Stocks push up; market's eyes on Fed

NEW YORK — U.S. stocks finished higher Monday, bouncing back from a four-week retreat that has the S&P 500 index down 13 percent so far this month.

"The stock market is screaming to Ben Bernanke at the top of its lungs for a QE3, and the day's gains is in anticipation of such," said Keith Springer, president of Springer Financial Advisors. "If we get it, we'll have a nice rally; if we don't, we'll have a bloodbath."

Federal Reserve Chairman Ben Bernanke is scheduled to speak at a central bank meeting on Friday in Jackson Hole, Wyo.

The Dow Jones industrial average rose 37 points, or 0.3 percent, to close at 10,854.65, with 23 of its 30 components gaining ground, led by Hewlett-Packard Co., up 3.6 percent.

The blue-chip index lost 4 percent last week, its fourth straight weekly decline.

"The phrase 'we are all Europeans now' has never run truer than the past week," Paul Nolte, managing director at Dearborn Partners, said of the European Union's debt crisis, a prime focus of Wall Street's worries.

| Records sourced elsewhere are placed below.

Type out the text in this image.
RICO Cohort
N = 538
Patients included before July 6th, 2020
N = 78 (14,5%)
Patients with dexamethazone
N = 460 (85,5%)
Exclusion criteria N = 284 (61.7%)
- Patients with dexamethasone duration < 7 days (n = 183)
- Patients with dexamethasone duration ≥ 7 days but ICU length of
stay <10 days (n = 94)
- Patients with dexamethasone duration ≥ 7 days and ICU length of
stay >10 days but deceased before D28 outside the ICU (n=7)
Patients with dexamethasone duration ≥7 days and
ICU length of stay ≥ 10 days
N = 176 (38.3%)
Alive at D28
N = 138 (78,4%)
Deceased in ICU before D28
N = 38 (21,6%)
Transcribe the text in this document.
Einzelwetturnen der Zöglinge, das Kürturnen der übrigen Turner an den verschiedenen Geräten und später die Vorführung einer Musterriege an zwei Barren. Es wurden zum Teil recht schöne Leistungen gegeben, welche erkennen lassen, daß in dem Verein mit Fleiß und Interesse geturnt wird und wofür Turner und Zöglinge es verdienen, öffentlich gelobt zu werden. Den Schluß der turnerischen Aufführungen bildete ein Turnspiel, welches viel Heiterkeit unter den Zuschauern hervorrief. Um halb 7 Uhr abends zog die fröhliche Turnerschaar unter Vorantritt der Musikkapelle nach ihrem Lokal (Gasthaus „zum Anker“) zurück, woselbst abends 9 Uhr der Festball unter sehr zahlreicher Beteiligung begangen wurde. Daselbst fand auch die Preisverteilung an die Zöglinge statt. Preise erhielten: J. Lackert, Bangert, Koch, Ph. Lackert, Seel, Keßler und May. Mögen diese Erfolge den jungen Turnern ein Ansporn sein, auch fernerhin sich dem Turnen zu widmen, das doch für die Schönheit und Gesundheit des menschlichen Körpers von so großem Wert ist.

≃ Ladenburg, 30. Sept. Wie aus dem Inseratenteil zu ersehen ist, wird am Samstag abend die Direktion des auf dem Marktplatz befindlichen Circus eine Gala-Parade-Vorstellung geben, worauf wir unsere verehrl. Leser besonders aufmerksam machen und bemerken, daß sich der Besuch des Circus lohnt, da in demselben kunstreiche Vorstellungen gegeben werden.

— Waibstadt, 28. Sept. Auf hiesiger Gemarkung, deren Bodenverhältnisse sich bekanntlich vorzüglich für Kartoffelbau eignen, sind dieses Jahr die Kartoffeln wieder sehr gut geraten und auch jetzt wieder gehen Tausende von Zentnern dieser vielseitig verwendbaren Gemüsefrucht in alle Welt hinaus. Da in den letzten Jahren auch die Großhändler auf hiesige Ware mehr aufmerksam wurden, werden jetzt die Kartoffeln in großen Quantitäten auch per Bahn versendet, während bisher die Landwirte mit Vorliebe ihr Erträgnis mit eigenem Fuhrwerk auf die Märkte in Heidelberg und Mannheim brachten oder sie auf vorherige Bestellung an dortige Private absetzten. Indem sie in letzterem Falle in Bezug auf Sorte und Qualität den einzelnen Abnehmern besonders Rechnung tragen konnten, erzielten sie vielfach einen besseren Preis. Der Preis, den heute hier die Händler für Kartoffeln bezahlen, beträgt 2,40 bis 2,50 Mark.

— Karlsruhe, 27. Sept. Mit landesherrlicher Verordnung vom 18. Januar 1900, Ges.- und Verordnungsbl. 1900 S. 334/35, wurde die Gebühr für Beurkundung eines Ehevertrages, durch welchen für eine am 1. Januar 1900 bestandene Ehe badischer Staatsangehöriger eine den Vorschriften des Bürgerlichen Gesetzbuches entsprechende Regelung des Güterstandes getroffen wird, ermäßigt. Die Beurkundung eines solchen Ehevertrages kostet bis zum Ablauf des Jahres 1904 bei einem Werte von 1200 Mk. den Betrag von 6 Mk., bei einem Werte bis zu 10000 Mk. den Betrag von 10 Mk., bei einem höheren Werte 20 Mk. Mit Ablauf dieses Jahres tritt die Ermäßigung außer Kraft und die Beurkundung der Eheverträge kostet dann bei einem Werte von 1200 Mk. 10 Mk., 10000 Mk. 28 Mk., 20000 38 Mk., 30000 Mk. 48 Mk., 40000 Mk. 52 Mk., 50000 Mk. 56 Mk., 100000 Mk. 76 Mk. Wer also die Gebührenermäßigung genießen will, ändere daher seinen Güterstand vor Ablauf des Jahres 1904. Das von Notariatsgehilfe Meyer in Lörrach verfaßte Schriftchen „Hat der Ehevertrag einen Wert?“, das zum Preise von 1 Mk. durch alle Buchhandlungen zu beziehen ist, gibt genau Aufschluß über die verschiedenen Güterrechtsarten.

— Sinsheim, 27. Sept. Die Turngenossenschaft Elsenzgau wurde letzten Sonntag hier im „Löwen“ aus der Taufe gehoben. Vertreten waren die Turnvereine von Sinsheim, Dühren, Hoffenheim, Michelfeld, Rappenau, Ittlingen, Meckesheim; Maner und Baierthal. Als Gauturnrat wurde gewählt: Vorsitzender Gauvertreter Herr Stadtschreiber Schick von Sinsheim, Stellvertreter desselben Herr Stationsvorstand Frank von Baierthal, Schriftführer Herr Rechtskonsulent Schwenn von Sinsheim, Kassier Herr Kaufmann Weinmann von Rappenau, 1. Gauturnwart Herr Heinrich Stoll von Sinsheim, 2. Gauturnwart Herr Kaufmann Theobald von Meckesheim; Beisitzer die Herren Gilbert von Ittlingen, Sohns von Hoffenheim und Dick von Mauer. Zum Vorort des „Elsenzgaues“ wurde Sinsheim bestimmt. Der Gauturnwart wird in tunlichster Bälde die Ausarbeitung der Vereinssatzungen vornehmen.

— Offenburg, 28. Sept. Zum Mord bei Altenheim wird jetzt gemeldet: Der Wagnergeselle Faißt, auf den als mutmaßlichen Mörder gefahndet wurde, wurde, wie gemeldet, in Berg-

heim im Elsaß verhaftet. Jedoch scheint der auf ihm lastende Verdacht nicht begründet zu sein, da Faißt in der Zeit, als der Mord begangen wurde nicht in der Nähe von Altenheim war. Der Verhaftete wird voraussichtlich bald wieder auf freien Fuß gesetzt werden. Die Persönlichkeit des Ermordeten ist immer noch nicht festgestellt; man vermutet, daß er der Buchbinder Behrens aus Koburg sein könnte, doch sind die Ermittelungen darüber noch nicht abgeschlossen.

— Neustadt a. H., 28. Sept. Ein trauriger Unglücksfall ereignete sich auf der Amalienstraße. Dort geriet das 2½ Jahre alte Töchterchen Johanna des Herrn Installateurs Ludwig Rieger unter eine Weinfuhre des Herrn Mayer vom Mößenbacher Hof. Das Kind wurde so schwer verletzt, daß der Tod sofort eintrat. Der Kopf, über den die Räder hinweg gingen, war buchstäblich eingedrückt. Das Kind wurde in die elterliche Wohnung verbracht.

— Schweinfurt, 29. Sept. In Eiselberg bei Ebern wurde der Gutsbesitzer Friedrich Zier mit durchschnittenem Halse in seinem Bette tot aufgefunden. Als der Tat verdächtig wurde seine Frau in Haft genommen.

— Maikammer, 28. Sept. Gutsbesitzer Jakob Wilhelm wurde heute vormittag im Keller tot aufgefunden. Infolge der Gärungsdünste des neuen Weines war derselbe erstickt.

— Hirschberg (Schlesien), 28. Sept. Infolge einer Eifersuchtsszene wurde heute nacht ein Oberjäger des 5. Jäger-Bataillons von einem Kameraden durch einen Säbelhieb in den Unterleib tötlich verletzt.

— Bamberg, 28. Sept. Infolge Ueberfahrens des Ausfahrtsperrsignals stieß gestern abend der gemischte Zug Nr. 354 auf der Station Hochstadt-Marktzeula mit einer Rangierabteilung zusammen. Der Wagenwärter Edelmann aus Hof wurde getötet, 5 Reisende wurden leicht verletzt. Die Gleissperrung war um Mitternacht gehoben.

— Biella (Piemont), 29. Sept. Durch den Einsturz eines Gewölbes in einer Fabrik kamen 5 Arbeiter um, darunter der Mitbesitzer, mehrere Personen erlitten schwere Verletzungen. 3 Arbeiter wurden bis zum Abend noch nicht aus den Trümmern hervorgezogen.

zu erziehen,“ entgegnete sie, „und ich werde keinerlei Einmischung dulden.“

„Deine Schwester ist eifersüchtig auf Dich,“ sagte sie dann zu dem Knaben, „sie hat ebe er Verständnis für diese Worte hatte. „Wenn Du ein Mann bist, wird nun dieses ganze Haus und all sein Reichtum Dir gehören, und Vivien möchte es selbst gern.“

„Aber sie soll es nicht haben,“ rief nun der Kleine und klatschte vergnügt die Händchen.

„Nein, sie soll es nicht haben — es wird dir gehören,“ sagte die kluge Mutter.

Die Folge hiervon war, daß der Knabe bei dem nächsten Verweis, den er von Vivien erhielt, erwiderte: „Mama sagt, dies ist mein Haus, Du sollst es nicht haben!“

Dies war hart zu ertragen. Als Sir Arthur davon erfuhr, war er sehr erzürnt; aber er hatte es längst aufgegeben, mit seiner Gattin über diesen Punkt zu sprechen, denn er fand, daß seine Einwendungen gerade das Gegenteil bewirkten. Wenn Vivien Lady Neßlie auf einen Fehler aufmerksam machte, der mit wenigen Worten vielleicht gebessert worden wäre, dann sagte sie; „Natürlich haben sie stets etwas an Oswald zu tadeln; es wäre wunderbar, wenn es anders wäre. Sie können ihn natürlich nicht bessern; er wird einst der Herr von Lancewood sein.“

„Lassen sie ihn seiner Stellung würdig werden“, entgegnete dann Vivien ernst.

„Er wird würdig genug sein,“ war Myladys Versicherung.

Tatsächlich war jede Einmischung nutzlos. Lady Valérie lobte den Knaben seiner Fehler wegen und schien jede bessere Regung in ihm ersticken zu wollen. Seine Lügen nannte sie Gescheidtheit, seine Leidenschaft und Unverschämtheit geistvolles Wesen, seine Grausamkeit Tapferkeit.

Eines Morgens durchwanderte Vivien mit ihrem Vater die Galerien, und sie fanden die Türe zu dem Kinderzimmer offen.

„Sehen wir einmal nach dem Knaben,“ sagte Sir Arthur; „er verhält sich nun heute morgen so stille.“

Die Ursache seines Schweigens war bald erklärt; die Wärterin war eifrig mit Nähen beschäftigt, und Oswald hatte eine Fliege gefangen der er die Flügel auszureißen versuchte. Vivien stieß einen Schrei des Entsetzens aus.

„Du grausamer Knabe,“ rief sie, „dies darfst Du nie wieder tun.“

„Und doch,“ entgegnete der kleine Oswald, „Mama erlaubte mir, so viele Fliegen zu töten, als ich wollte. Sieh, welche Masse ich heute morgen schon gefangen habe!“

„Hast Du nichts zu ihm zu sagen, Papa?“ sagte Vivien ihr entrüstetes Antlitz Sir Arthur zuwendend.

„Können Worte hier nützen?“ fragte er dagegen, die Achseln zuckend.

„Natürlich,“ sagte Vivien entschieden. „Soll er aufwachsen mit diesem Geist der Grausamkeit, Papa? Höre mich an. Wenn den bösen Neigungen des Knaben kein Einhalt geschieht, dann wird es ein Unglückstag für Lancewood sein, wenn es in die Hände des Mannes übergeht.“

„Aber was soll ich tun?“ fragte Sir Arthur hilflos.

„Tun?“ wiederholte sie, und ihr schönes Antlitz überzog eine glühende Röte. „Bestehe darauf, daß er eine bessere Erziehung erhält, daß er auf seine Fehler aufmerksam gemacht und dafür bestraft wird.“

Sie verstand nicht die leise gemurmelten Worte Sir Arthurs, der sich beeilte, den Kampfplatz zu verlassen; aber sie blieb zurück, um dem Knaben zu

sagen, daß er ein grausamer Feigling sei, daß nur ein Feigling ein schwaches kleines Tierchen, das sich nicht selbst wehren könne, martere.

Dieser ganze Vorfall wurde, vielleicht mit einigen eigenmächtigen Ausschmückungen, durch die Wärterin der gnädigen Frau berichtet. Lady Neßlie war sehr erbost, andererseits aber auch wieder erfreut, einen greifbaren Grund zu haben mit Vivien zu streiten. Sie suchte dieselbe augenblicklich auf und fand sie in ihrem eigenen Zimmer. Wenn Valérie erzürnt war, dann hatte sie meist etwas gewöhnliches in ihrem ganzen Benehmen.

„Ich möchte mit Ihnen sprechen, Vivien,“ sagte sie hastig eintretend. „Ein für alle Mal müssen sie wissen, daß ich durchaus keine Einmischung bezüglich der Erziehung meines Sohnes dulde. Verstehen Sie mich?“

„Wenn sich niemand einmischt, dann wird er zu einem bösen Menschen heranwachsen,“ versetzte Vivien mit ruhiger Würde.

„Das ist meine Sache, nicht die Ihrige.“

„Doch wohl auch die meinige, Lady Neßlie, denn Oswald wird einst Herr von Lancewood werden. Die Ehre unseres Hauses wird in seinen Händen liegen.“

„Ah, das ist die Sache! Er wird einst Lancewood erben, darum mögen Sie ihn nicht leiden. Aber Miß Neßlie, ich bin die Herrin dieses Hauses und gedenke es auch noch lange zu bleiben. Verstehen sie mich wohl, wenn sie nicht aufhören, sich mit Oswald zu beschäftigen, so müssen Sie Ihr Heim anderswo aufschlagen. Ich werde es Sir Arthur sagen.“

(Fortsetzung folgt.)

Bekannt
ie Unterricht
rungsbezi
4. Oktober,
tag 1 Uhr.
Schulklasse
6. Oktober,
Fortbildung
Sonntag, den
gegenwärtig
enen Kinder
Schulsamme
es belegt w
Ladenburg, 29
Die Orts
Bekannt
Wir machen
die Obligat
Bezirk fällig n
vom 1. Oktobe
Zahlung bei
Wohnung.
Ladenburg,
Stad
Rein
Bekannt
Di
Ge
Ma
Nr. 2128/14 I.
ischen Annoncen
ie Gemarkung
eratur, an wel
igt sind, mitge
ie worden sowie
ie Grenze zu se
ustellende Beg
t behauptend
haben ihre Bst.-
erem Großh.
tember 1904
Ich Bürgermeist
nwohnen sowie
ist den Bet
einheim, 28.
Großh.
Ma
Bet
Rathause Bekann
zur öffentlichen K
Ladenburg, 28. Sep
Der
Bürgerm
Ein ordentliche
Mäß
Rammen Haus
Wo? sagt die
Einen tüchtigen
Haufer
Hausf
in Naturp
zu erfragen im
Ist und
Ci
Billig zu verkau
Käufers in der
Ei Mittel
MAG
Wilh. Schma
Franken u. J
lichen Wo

"Until the stock market can string a few winning sessions together, the path of least resistance seems to be lower still," he added.

After sliding 4.7 percent last week, the S&P 500 on Monday rose 0.3 point to finish at 1,123.82.

The S&P 500 and Dow both logged their first climb in three sessions.

"The reality is that a QE3 has become less likely after two Fed board members said they do not want Fed actions to look like they are in the business of generating stock returns," said Springer, adding that the pullback in U.S. stocks from the day's highs reflects this.

The Nasdaq composite index rose 3.54 points to end at 2,345.38, marking its first gain in five sessions.

"Investors this week will try to assess whether the outlook for the economy is quite as dire as the markets seem to suggest," said David Kelly, chief market strategist at JPMorgan Funds.

"The chorus of economists and strategists predicting recession has grown louder in recent days and the withering impact of these pronouncements on confidence is sadly boosting the chances that they could be right. However, so far neither comprehensive data for July nor the more spotty data for August confirm this," he added.

The Federal Reserve Bank of Chicago's national activity index improved in July, going to negative 0.06 from negative 0.38 in June.

"We can now add this morning's data point to the list of indicators that suggest the U.S. may indeed avoid a recession," said Dan Greenhaus, chief global strategist at BTIG.

Crude futures for September delivery, which expired at the end of Monday's session, gained $1.86 to $84.12 a barrel on the New York Mercantile Exchange. Gold futures surged to a record, finishing just below $1,900 an ounce.